Common Front Crawl Mistakes You May Be Making

The front crawl, also known as the freestyle stroke, is a common and entertaining swimming stroke to perfect. Learning this kind of stroke may increase your ability to swim quickly and fluidly in the water, while also teaching you how to have fun with a freestyle move that many competitors like to use.

However, there are a few mistakes that new front crawl learners tend to be making. It’s important to understand these mistakes are easily fixed and come naturally to a lot of beginners. You may or may not be aware of the mistakes you’re making, but it’s worth taking a look at some of these mistakes and learning how simple they are to fix. Check out the following information below so that you can understand the common front crawl mistakes you may be making!

Arm Movements

It’s a common mistake for swimmers to have “crooked” arms while trying to swim the front crawl. This happens when your arms end up underneath your stomach during the pulling part of the stroke. This is not the best arm movement for the front crawl because you can tend to slip a lot of water, which causes you to expend a lot more effort than you need to.
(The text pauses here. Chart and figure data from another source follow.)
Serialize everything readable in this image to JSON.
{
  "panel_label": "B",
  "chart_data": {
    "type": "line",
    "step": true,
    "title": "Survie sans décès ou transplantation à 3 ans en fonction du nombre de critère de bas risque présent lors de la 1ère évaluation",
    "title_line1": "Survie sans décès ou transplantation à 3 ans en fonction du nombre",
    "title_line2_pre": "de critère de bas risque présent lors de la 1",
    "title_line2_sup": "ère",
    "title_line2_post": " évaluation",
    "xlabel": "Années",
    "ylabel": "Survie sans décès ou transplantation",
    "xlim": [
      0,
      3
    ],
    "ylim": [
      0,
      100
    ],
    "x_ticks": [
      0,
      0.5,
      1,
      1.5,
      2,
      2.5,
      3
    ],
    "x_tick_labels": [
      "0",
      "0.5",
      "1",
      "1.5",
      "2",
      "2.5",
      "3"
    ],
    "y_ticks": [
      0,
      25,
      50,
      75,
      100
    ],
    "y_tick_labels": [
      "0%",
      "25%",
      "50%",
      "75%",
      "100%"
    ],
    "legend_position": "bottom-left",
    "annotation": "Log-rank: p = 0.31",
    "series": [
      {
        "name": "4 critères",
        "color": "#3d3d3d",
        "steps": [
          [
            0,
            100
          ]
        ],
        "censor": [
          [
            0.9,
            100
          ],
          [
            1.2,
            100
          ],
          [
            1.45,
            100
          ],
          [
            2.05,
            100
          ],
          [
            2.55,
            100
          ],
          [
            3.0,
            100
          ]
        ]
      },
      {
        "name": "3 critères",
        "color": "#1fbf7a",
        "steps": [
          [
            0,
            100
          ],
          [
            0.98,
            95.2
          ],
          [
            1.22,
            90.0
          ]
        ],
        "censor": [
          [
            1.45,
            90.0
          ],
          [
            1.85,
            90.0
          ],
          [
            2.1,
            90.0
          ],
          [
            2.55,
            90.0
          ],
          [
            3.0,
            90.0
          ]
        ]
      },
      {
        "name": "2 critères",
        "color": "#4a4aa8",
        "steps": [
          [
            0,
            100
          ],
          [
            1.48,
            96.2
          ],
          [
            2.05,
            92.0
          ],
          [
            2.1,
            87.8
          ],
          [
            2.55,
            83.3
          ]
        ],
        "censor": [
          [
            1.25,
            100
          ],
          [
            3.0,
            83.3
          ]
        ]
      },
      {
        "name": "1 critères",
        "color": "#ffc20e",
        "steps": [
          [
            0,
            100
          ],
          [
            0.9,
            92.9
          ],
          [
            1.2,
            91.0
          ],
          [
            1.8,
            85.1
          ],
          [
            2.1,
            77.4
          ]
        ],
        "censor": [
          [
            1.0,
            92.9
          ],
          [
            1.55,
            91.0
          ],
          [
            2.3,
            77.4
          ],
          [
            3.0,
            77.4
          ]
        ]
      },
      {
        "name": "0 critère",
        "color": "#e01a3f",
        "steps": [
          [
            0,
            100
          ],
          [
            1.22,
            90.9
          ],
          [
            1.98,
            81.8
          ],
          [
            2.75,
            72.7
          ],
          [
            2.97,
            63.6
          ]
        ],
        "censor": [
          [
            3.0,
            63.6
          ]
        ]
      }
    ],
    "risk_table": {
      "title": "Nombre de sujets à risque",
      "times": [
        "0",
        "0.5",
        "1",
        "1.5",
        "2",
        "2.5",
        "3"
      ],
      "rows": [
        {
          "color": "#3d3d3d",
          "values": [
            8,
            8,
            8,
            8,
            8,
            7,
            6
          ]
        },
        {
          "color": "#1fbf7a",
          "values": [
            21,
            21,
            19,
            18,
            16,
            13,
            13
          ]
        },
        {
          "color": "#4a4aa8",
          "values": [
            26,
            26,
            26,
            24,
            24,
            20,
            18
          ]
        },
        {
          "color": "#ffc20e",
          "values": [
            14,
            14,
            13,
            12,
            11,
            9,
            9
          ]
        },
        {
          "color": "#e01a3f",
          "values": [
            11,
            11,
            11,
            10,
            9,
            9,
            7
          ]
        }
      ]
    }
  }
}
This can be amended by practicing your rotation movements during the arm pulling phase. You can achieve this by putting rotating so that only one of your shoulders is parallel to the water at a time. That way, you won’t have to rotate to get your arm to go straight out in front of you. You can practice this by sitting against the wall and noticing how your arm extends slightly to the side when you reach it out. Try focusing on not going crooked when you take a breath, as you can’t look at your hands while you are breathing.

Leg Movements

Your legs are essential to performing the front crawl effectively. The most common mistake is the bending of the knees during swimming, which will cause too much resistance in the water and make you feel like you are lagging behind and pulling too much weight. This is a good way to exhaust yourself out too quickly when you could otherwise be fast and efficient in the water.

You can correct this problem of the bending of the knees by kicking from your hip, rather than your thighs or knees. Focus on keeping your knees as straight behind you as possible at all times. Use small and fast kicks, rather than large, slapping kicks. You will find that this not only keeps you from bending the knees, but it speeds you up in the process.

Breathing

A lot of people tend to wait too long to take their breath during the stroke. This can throw the entire rhythm of the stroke out of order, as it can slow your body down. Don’t wait until your hand exits the water for you to take your breath. This will mean that you will run out of breath to propel you forward.

In order to fix this, you can breathe as you start the pull, rather than when you finish it. Once your hand has gone into the water, start your breathing. You will find that this is a much easier way to breathe that will help you to get the most out of your stroke.

Body Positioning

When you swim too flat, with your belly pointed towards the bottom of the pool, you won’t be able to rotate as easily as you will need to for successfully completing this stroke. Staying flat means you are risking taking some serious damage to your rotator cuff, shoulder, and tendons.

Avoid painful body positioning by rotating your shoulders in a natural and flexible way when you are moving your arms. Extend your arms all the way in front of you so that you naturally roll to that side. Move with your shoulders, rather than against them. That way, you can achieve your stroke while keeping your body in a healthy shape.